At 16, she heard the United Farm Workers was looking for assistance from bilingual students. She approached the union and was given a job to warn female cotton workers in Sahuarita about the dangers of DDT, a pesticide that covered workers who refused to quit picking while sprayers doused the fields.

“I’d see women with babies on their backs, and I’d ask them if they were breast feeding,” Leal says. “The babies accumulated pesticides even when they weren’t in the fields. It goes through the milk and gets into the babies.”

She says workers listened to her in spite of her young age. She remembered being pleased that the generational divide didn’t stop workers from hearing her out, and in that moment, she thought it might be the start of a new gender revolution within the cultural workers’ agenda.

Leal cites her Indian roots as part of the reason for her stance.

“Perhaps that’s one of the reasons why many Indians or people of color are not attracted by the pure green movement,” she says. “It doesn’t have a ‘people’ agenda to it. It’s just preserving a pristine environment.”

Leal says there’s a connection that exists between humans and the environment, and it needs to be realistic.

“We need to learn how to live in harmony,” she adds.

Leal then became interested in supporting women and their families. The divorced mother of eight says she’s no stranger to supporting a family on a tight budget.

Leal seems resistant to the idea that it was ever a chore to raise a pack of children. The experience was “awesome,” she says. “It has a lot to do with attitude. Most challenges do. It wasn’t hard. It was a pleasure.”

Leal’s need for income to feed her large brood led to being curator of the Pimeria Alta Historical Society.

She founded Comadres in 1986 as a response to factory buildup along the U.S.-Mexico border because she wanted to create a group that fostered women supporting other women in a time when resources were scarce.

“It started coming down to things women didn’t understand about chemicals, or negotiating with the boss other than sleeping with him or being afraid to speak,” she says. “That’s what pushed us.”

Leal had the group meet in the squatter communities in Sonora where women avoided attracting unwanted attention.

Leal says that as the group expanded, it was able to hamper the way women traditionally interacted and teach them to support one another without passing judgment.

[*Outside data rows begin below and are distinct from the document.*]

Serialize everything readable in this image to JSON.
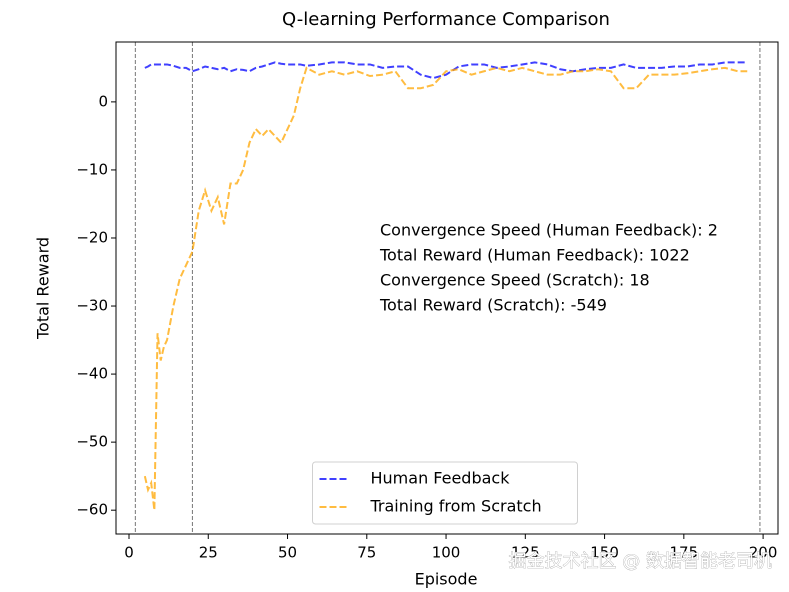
{
  "chart_data": {
    "type": "line",
    "title": "Q-learning Performance Comparison",
    "x_label": "Episode",
    "y_label": "Total Reward",
    "x": [
      5,
      6,
      7,
      8,
      9,
      10,
      11,
      12,
      14,
      16,
      18,
      20,
      22,
      24,
      26,
      28,
      30,
      32,
      34,
      36,
      38,
      40,
      42,
      44,
      46,
      48,
      50,
      52,
      54,
      56,
      60,
      64,
      68,
      72,
      76,
      80,
      84,
      88,
      92,
      96,
      100,
      104,
      108,
      112,
      116,
      120,
      124,
      128,
      132,
      136,
      140,
      144,
      148,
      152,
      156,
      160,
      164,
      168,
      172,
      176,
      180,
      184,
      188,
      192,
      195
    ],
    "series": [
      {
        "name": "Human Feedback",
        "color": "blue",
        "values": [
          5,
          5.2,
          5.5,
          5.5,
          5.5,
          5.5,
          5.5,
          5.5,
          5.3,
          5,
          5,
          4.5,
          4.8,
          5.2,
          5,
          4.8,
          5,
          4.5,
          4.8,
          4.7,
          4.5,
          5,
          5.2,
          5.5,
          5.8,
          5.6,
          5.5,
          5.5,
          5.5,
          5.3,
          5.5,
          5.8,
          5.8,
          5.5,
          5.5,
          5,
          5.2,
          5.2,
          4,
          3.5,
          4,
          5.2,
          5.5,
          5.5,
          5,
          5.2,
          5.5,
          5.8,
          5.5,
          4.8,
          4.5,
          4.8,
          5,
          5,
          5.5,
          5,
          5,
          5,
          5.2,
          5.2,
          5.5,
          5.5,
          5.8,
          5.8,
          5.8
        ]
      },
      {
        "name": "Training from Scratch",
        "color": "orange",
        "values": [
          -55,
          -57,
          -56,
          -60,
          -34,
          -38,
          -36,
          -35,
          -30,
          -26,
          -24,
          -22,
          -16,
          -13,
          -16,
          -14,
          -18,
          -12,
          -12,
          -10,
          -6,
          -4,
          -5,
          -4,
          -5,
          -6,
          -4,
          -2,
          2,
          5,
          4,
          4.5,
          4,
          4.5,
          3.8,
          4,
          4.5,
          2,
          2,
          2.5,
          4.5,
          4.8,
          4,
          4.5,
          5,
          4.5,
          5,
          4.5,
          4,
          4,
          4.5,
          4.5,
          4.8,
          4.5,
          2,
          2,
          4,
          4,
          4,
          4.2,
          4.5,
          4.8,
          5,
          4.5,
          4.5
        ]
      }
    ],
    "vlines": [
      2,
      20,
      199
    ],
    "xlim": [
      -4.1,
      204.7
    ],
    "ylim": [
      -63.5,
      8.8
    ],
    "xticks": [
      0,
      25,
      50,
      75,
      100,
      125,
      150,
      175,
      200
    ],
    "yticks": [
      {
        "value": -60,
        "label": "−60"
      },
      {
        "value": -50,
        "label": "−50"
      },
      {
        "value": -40,
        "label": "−40"
      },
      {
        "value": -30,
        "label": "−30"
      },
      {
        "value": -20,
        "label": "−20"
      },
      {
        "value": -10,
        "label": "−10"
      },
      0
    ],
    "annotations": [
      "Convergence Speed (Human Feedback): 2",
      "Total Reward (Human Feedback): 1022",
      "Convergence Speed (Scratch): 18",
      "Total Reward (Scratch): -549"
    ],
    "legend": "lower center",
    "watermark": "掘金技术社区 @ 数据智能老司机"
  }
}
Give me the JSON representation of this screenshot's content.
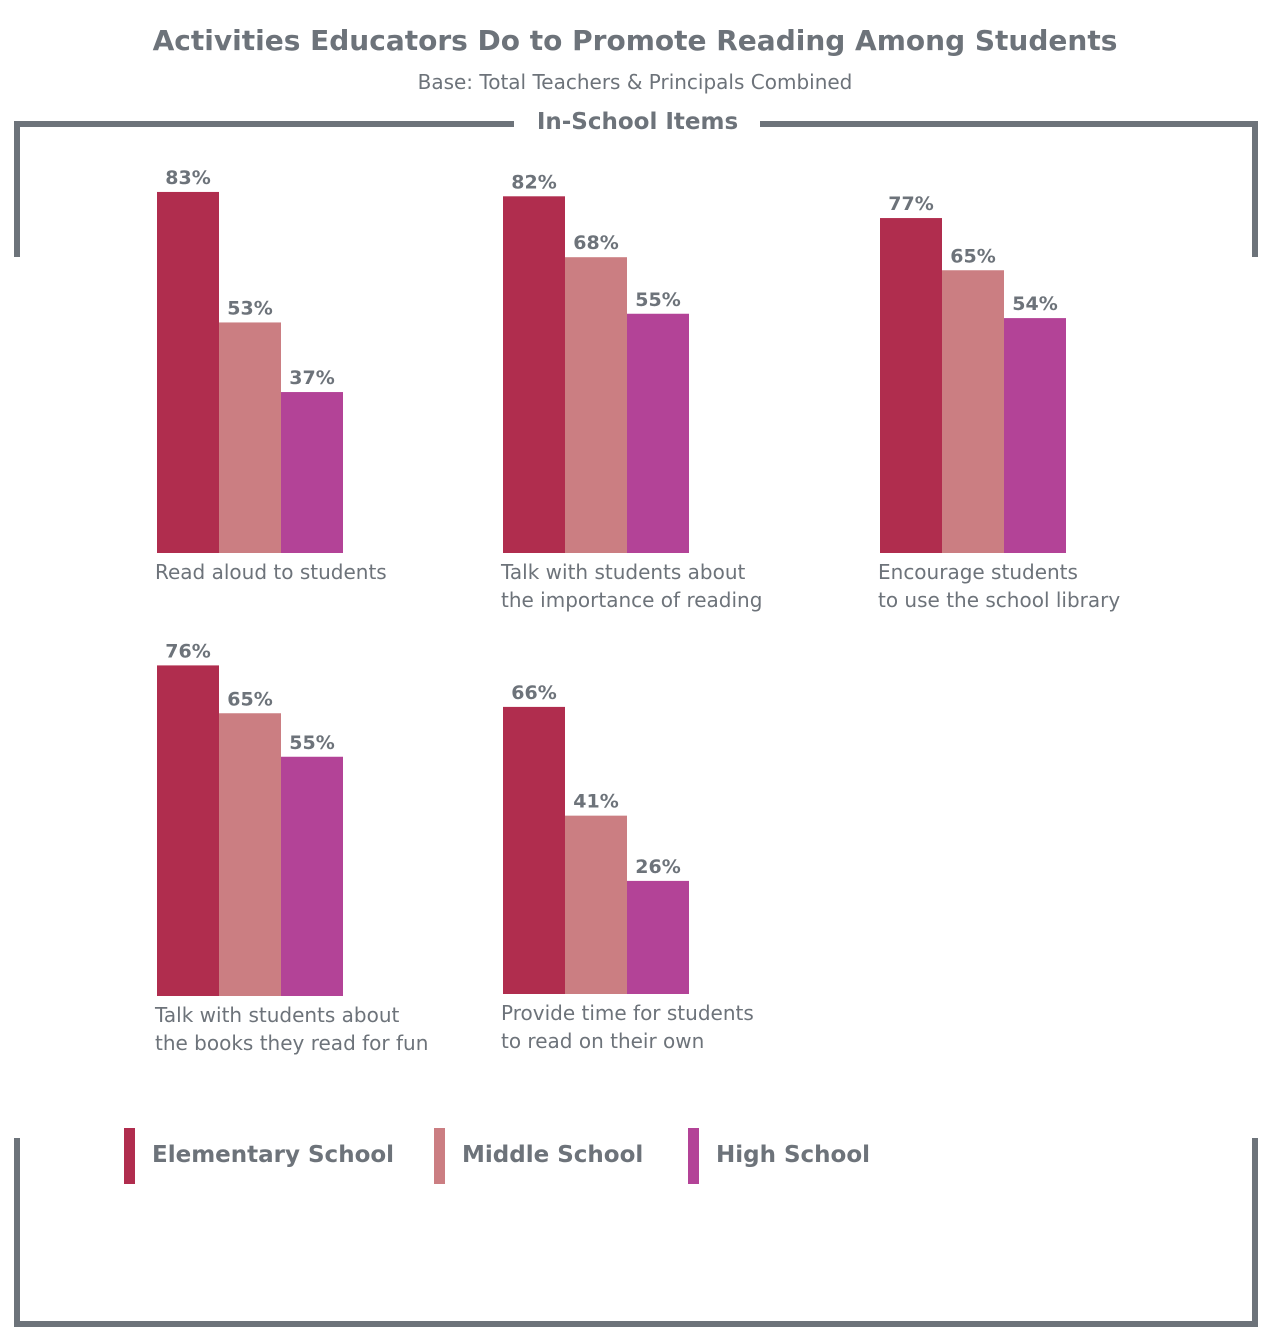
{
  "title": "Activities Educators Do to Promote Reading Among Students",
  "subtitle": "Base: Total Teachers & Principals Combined",
  "section_label": "In-School Items",
  "colors": {
    "elementary": "#b02d4e",
    "middle": "#cb7e82",
    "high": "#b34397",
    "frame": "#6d737a",
    "text": "#6d737a"
  },
  "chart_data": {
    "type": "bar",
    "title": "Activities Educators Do to Promote Reading Among Students",
    "subtitle": "Base: Total Teachers & Principals Combined",
    "unit": "%",
    "series": [
      {
        "name": "Elementary School",
        "color": "#b02d4e"
      },
      {
        "name": "Middle School",
        "color": "#cb7e82"
      },
      {
        "name": "High School",
        "color": "#b34397"
      }
    ],
    "groups": [
      {
        "label_lines": [
          "Read aloud to students"
        ],
        "values": [
          83,
          53,
          37
        ]
      },
      {
        "label_lines": [
          "Talk with students about",
          "the importance of reading"
        ],
        "values": [
          82,
          68,
          55
        ]
      },
      {
        "label_lines": [
          "Encourage students",
          "to use the school library"
        ],
        "values": [
          77,
          65,
          54
        ]
      },
      {
        "label_lines": [
          "Talk with students about",
          "the books they read for fun"
        ],
        "values": [
          76,
          65,
          55
        ]
      },
      {
        "label_lines": [
          "Provide time for students",
          "to read on their own"
        ],
        "values": [
          66,
          41,
          26
        ]
      }
    ],
    "legend": [
      "Elementary School",
      "Middle School",
      "High School"
    ],
    "legend_position": "bottom-left",
    "grid": false
  }
}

“We caught each other, compensated for each other, and we still do,” she adds. “That’s the beautiful thing.”

Leal says there are now more than three generations of women involved with the project. It’s gone beyond just work and now supports women who are victims of domestic violence, she says.

“Now we’re getting women from overcoming isolationism when they’re battered,” she says. “Many women are falling under economic struggles within the family unit, and that brings in domestic violence and things that are hard for people to walk away from.”

Leal says she loves history and knows she must keep it alive.

“This is my way, just like my ancestors did before, to pass on this history and pass on the stewardship,” she says. “And I’m not passing on something ancient. I’m passing on contemporary history to my kids.”

Joni Adamson, an associate professor of English and environmental humanities at Arizona State University, has known Leal for more than 10 years and says, “She’s like a walking encyclopedia of Mexican history and current events on the border. She is so patient when people come in and talk to her about exhibits and history.”

Adamson met Leal as part of the Environmental Justice Movement.

“She has a really positive attitude about everything,” Adamson says. She adds that she once asked Leal how she manages to keep so upbeat in her overwhelming job as an environmentalist and humanitarian.

“She told me she gets up and decides these problems are huge, but she’s going to get up and throw a rock at the sun,” Adamson says. “It probably won’t hit, but maybe if she keeps trying.”